Lunar photography is incredibly popular with folks using the telescope, a great activity for a night with a bright moon. Long ago I found that an inexpensive 20-25mm Plössl is a good match for the lens of most compact cameras. On a 1-2m focal length telescope this combination can produce very nice lunar photos. The setup does not work with cell phone cameras. Though people do try, the results have been routinely disappointing.

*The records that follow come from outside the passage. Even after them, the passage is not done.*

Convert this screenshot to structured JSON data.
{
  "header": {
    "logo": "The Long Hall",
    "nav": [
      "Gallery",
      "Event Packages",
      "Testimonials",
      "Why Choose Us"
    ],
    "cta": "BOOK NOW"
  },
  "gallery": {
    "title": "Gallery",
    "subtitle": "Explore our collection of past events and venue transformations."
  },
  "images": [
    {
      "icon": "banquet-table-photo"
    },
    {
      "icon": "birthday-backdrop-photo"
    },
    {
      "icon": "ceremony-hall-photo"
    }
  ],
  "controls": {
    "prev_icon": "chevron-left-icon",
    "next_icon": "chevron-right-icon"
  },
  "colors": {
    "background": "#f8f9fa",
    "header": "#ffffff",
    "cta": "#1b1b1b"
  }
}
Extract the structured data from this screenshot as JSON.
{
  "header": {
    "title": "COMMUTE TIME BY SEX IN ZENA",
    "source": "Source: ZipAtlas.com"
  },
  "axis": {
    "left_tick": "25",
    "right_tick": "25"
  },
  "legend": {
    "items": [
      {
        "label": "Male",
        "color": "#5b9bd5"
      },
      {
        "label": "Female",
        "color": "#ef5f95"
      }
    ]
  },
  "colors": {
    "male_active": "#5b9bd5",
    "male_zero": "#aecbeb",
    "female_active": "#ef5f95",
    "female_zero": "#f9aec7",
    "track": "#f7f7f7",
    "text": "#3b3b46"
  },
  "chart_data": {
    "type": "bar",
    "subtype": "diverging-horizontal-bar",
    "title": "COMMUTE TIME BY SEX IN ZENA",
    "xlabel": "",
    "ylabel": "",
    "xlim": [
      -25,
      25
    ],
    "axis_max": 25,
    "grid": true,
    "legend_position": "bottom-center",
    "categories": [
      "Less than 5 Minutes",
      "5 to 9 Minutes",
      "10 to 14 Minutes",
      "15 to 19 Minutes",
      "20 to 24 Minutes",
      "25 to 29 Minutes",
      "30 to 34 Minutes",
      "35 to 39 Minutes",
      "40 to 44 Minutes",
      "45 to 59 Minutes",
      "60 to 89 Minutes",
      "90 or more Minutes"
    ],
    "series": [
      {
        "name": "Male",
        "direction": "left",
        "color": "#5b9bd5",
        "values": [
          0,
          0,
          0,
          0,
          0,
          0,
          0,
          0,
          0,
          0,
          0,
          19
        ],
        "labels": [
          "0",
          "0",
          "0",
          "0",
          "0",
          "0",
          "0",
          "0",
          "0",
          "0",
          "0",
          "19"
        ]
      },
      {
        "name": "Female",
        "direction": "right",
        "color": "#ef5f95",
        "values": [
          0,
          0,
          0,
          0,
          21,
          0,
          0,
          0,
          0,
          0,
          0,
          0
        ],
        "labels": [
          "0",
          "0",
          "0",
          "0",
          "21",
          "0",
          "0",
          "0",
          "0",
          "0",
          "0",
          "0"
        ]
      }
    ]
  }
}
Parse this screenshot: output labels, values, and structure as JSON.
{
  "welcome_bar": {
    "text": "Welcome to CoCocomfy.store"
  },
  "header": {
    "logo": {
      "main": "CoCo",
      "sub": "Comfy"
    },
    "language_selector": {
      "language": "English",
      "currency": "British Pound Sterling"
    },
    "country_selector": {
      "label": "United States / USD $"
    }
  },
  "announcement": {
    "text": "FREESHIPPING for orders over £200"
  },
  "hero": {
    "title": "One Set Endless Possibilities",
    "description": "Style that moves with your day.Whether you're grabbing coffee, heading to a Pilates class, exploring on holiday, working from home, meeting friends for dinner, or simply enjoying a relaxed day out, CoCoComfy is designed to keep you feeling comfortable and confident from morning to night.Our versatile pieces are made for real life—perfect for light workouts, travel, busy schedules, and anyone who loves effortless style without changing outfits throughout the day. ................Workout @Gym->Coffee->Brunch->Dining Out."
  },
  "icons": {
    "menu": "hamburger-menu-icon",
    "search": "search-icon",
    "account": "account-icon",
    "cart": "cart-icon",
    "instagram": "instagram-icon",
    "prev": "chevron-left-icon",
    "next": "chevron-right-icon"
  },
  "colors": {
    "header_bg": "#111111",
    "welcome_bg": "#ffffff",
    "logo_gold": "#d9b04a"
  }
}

Working a resort star party recently, I discovered a combination of telescope and eyepieces that works very well. A C11 telescope, an f/6.3 focal reducer, and a 20mm Nagler type 2 eyepiece produced very nice photographs with several different cell phone cameras. The result was a very happy audience and a lot of great lunar photos. As people walked away from the telescope they were rapidly replaced by a crowd holding glowing screens, all wanting to get a nice lunar shot for themselves. I will have to explore other telescope/eyepiece combinations to find another solution that does not involve a $500 eyepiece.

iPhone Moon
An eleven day old Moon, taken with an iPhone 3GS, a C11 and a 20mm Nagler 2 eyepiece

Afocal Photography

When doing any sort of public astronomy, showing folks the beautiful sights available to a telescope, I often hear the question “Can I take a photo of that?” The person asking the question is usually holding the ubiquitous compact digital camera. They are often surprised when my answer is “Yes”.

Afocal Photography
Taking a photograph of the Moon using afocal photography

It is indeed possible to manage hand held shots of bright astronomical objects by simply holding the camera up to the eyepiece. There are a few tricks to making it work, but nothing that can not be demonstrated in a minute or two. The resulting photographs can be quite pleasing, definitely worth showing to friends and family along with the rest of the Hawai’i vacation shots.

The method of positioning a camera with a lens in front of an eyepiece is called afocal photography, or sometimes digiscoping. Afocal has been around for a while, but was not considered a practical photographic method by most. The advent of common digital cameras without removable lenses has changed this.